There’s my maternal grandfather, in a stiff collar and suit, unsmiling, standing tall before the camera. In the formal family portrait hanging on the wall, he is standing beside his wife, Grandma Annie, and she is holding their first child, my mother’s oldest sister.

He was a first-generation American, a proud “Yankee” who came here by himself from Russia when he was 13. That can toughen up a kid. He died when I was 4. By all accounts he was an emotional, hot-tempered man, not particularly empathic and probably not aware of what the word meant. He didn’t talk about feelings; men of his day didn’t know how. His Canarsie apartment was his castle, and he was the absolute ruler of the family of four.

The only breadwinner, he worked as a tailor, earned a modest income and doled out every penny with an autocratic flourish.
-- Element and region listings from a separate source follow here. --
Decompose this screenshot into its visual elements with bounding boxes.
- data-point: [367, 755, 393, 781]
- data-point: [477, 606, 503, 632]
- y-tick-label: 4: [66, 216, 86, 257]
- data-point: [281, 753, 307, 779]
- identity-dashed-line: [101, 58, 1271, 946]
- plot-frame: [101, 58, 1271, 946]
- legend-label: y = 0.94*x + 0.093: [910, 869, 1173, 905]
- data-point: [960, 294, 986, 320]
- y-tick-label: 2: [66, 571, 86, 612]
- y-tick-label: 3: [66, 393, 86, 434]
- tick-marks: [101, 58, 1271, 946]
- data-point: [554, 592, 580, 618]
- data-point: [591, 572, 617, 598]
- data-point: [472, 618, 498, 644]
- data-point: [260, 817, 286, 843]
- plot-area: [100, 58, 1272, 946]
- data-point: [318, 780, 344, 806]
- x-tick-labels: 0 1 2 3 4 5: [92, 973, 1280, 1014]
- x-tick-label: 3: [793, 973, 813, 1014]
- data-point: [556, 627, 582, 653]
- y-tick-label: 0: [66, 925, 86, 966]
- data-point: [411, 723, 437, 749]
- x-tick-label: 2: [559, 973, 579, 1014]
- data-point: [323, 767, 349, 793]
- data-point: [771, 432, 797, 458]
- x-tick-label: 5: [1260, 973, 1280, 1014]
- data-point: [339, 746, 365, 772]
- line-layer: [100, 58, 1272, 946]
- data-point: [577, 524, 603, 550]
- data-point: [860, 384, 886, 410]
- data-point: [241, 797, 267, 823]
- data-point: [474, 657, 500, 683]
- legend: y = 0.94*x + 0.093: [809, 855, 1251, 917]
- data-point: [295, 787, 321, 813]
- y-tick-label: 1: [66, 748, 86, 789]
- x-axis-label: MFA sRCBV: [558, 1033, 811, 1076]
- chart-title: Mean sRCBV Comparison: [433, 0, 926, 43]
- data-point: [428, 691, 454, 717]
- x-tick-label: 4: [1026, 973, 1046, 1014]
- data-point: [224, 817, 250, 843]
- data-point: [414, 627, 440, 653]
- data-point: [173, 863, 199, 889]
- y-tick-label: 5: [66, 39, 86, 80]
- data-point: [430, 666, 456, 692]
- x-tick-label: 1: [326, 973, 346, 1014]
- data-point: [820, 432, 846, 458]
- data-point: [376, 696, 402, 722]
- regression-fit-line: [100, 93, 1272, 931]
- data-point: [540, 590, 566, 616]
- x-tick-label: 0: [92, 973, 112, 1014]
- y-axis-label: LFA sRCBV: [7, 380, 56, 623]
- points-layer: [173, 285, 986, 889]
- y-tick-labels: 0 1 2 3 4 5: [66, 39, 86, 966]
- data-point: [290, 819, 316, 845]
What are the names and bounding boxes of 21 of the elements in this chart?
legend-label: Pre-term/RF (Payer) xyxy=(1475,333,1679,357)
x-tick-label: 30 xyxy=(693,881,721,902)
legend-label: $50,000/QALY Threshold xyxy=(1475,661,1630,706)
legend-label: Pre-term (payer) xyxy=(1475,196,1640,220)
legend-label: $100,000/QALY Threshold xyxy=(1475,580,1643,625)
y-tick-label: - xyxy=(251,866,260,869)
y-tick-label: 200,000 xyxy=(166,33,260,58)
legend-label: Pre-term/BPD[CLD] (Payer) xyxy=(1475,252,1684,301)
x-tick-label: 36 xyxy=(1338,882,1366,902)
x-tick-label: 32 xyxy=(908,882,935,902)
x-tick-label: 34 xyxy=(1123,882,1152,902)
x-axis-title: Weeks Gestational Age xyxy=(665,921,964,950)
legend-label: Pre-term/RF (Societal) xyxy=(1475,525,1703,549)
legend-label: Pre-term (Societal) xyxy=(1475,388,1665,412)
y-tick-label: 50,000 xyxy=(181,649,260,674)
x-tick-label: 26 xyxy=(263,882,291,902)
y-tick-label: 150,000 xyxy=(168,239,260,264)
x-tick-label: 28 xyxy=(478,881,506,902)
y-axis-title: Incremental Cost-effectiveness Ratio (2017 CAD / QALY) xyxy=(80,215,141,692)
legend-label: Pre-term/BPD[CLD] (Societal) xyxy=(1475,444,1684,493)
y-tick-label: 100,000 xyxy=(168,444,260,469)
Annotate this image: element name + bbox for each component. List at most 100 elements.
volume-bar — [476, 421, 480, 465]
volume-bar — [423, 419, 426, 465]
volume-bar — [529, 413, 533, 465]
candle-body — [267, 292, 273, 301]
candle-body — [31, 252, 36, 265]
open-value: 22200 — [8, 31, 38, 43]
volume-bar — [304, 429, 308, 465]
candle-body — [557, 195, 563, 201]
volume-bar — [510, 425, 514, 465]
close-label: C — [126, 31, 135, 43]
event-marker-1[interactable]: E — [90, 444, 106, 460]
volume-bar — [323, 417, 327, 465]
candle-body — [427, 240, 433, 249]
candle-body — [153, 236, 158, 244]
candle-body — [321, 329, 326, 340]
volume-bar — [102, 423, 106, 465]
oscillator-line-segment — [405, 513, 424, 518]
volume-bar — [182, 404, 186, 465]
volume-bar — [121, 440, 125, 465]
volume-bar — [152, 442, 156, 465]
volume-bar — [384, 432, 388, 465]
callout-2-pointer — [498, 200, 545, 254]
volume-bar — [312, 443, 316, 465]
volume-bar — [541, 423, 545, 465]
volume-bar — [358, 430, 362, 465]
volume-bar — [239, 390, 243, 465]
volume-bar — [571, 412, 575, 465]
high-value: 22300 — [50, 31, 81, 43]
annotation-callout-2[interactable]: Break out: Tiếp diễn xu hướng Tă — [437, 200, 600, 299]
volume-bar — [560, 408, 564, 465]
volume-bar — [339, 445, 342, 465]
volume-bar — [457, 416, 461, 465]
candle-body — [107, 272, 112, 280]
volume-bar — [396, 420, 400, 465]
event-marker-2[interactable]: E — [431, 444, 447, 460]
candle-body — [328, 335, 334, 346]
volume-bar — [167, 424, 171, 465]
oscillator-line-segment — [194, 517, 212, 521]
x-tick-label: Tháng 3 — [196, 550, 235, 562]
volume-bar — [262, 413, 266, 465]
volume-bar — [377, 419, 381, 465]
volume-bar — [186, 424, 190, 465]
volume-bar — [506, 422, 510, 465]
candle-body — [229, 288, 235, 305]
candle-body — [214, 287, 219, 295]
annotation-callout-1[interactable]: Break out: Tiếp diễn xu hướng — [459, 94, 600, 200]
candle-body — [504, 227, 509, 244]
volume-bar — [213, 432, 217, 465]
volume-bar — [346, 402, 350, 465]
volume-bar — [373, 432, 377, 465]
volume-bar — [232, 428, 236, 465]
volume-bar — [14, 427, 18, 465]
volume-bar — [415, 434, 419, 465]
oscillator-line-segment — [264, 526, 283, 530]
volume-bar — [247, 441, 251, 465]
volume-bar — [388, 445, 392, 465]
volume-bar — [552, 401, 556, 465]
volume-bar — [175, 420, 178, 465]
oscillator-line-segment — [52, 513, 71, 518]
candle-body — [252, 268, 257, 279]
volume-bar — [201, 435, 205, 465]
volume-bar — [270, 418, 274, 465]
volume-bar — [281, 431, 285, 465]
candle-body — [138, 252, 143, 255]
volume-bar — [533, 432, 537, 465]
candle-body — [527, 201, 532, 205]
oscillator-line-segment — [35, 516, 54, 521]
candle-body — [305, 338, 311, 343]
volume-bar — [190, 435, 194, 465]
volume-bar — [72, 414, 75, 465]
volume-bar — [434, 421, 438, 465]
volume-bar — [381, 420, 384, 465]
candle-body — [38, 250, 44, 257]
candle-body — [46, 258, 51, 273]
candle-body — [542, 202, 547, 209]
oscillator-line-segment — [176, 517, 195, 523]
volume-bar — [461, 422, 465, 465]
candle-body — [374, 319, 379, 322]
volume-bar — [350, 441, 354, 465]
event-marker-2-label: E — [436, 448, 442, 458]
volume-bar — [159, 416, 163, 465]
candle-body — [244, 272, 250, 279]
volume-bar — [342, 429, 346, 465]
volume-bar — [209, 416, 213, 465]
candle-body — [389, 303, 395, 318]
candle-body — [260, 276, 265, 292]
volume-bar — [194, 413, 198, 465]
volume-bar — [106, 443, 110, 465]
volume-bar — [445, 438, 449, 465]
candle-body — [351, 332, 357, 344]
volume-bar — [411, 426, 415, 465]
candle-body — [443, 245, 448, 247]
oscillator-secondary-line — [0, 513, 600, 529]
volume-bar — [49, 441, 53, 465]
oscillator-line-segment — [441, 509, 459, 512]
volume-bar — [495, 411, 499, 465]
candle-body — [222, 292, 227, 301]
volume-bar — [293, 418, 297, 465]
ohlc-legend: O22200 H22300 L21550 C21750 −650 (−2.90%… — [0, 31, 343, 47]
His oldest daughter (the one on Annie’s lap in the photo) couldn’t wait to get out of the house. She ran away when she was 16, into a doomed marriage.

My dad moved up the evolutionary ladder. He was pretty much an old-time father, primary provider, go-to guy for big decisions. Raising daughters was a mystery to him, so he taught us to fish and throw a ball when we were little. When we had crying fits and dramatic teenage meltdowns, he escaped into his books. Feelings, as a topic of discussion, were not on his radar.

But something happened around age 65. As he grew older, remarkably, he seemed to notice what was going on in the world of relationships, the shifting sands of gender roles. One night he actually got up from the table with a plate in his hand and brought it into the kitchen. A modest step, but there was no going back.